There are few differences between both viroids in the effects caused on fruit: CTiVd causes small nuts, while CCCVd causes round and reduced nuts. Moreover, CTiVd has 254 nucleotides of length, while CCCVd has 246.

==Symptoms==
Symptoms of cadang-cadang develop slowly over 8 to 15 years making it difficult to diagnose at an early time. There are three main “stages” of defined series of characteristics: early, medium, and late stages. The first symptoms in the early stage develop within two to four years of infection. These symptoms include scarification of the coconuts which also become rounded. The leaves (fronds) display bright yellow spots. About two years later, during the medium stage, the inflorescences become stunted and eventually killed, so no more coconuts are produced. Yellow spots are larger and in greater abundance to give the appearance of chlorosis. During the final stage, roughly 6 years after the first symptoms are recorded, the yellow/bronze fronds start to decrease in size and number. Finally, all the leaves coalesce, leaving just the trunk of the palm “standing like a telephone pole”.

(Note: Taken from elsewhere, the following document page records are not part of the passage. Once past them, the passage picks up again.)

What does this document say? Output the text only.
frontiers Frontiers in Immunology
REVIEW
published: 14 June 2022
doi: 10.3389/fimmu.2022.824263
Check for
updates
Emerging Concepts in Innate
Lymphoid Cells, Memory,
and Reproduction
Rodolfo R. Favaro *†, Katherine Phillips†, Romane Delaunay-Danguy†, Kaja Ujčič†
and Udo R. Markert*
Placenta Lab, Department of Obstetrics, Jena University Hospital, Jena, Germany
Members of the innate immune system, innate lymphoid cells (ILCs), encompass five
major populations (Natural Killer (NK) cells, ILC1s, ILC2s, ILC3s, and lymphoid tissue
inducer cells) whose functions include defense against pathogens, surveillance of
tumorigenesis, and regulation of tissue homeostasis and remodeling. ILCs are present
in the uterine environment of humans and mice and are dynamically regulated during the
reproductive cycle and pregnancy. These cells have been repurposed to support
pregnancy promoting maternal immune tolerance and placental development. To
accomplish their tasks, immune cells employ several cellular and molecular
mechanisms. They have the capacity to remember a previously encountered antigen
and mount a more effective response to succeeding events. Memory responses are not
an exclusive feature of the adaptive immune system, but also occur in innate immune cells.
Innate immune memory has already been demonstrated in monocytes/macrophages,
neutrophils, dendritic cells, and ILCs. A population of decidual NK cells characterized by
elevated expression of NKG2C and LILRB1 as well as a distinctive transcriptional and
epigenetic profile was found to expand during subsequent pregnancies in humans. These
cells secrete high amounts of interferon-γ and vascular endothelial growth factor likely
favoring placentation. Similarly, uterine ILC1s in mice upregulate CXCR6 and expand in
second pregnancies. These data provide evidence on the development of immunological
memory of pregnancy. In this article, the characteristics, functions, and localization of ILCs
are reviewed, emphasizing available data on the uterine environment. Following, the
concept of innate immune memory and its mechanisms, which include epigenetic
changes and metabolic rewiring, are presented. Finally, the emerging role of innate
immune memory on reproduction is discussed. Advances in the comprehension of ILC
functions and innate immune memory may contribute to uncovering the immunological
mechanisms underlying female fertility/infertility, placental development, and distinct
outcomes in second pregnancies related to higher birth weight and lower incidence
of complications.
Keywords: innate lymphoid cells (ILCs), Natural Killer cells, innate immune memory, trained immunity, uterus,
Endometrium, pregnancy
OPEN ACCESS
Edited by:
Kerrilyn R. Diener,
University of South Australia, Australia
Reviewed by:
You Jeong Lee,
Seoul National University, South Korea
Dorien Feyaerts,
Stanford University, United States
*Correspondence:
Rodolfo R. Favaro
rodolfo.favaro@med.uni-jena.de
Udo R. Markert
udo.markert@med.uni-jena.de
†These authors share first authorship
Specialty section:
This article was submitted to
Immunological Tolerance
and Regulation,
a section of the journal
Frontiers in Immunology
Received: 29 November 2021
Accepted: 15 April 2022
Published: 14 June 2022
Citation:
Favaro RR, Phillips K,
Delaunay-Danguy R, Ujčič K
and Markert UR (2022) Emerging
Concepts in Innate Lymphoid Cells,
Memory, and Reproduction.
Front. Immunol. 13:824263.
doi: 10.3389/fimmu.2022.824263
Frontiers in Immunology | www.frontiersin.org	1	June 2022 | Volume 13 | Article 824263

Palms under 10 years of age are rarely affected by cadang-cadang; the incidence of disease increases until about 40 years of age and then plateaus. "No recovery has ever been observed, and the disease is always fatal". African oil palm has similar symptoms as coconut but also have orange spotting on palms.

==Environment==
===Geographical location===
Philippines: Southern Luzon, Samar, Masbate, and other small islands. Tinangaja was found in Guam on Mariana Islands. Evidence shows that CCCVd is negatively correlated with altitude.

===Dispersal===
The CCCVd viroid can be transmitted by pollen, seed, and mechanical transmission; it infects almost all parts of the host after flowering.

===Insect vectors===
No insect vector is known at this time, and rate of dispersal is not related to proximity of clusters.

==Control==
No definite control measures exist at the present.
- Genetic resistance and Vector control are not options because resistant/tolerant varieties have yet to be discovered, and there is no known vector of CCCVd.
- Eradication is ineffective because of the long latent period between infection and appearance of symptoms, which is approximately 1 to 2 years.
- Cross-protection is a possibility for the future. Cross infection means inoculating the coconut with a mild strain of the viroid to give the coconut tree some degree of protection from infection by the killer form. This is similar to Edward Jenner's pioneering smallpox vaccine. He used cowpox to confer induced immunity on humans. But in the case of Cadang-cadang, this is still under research.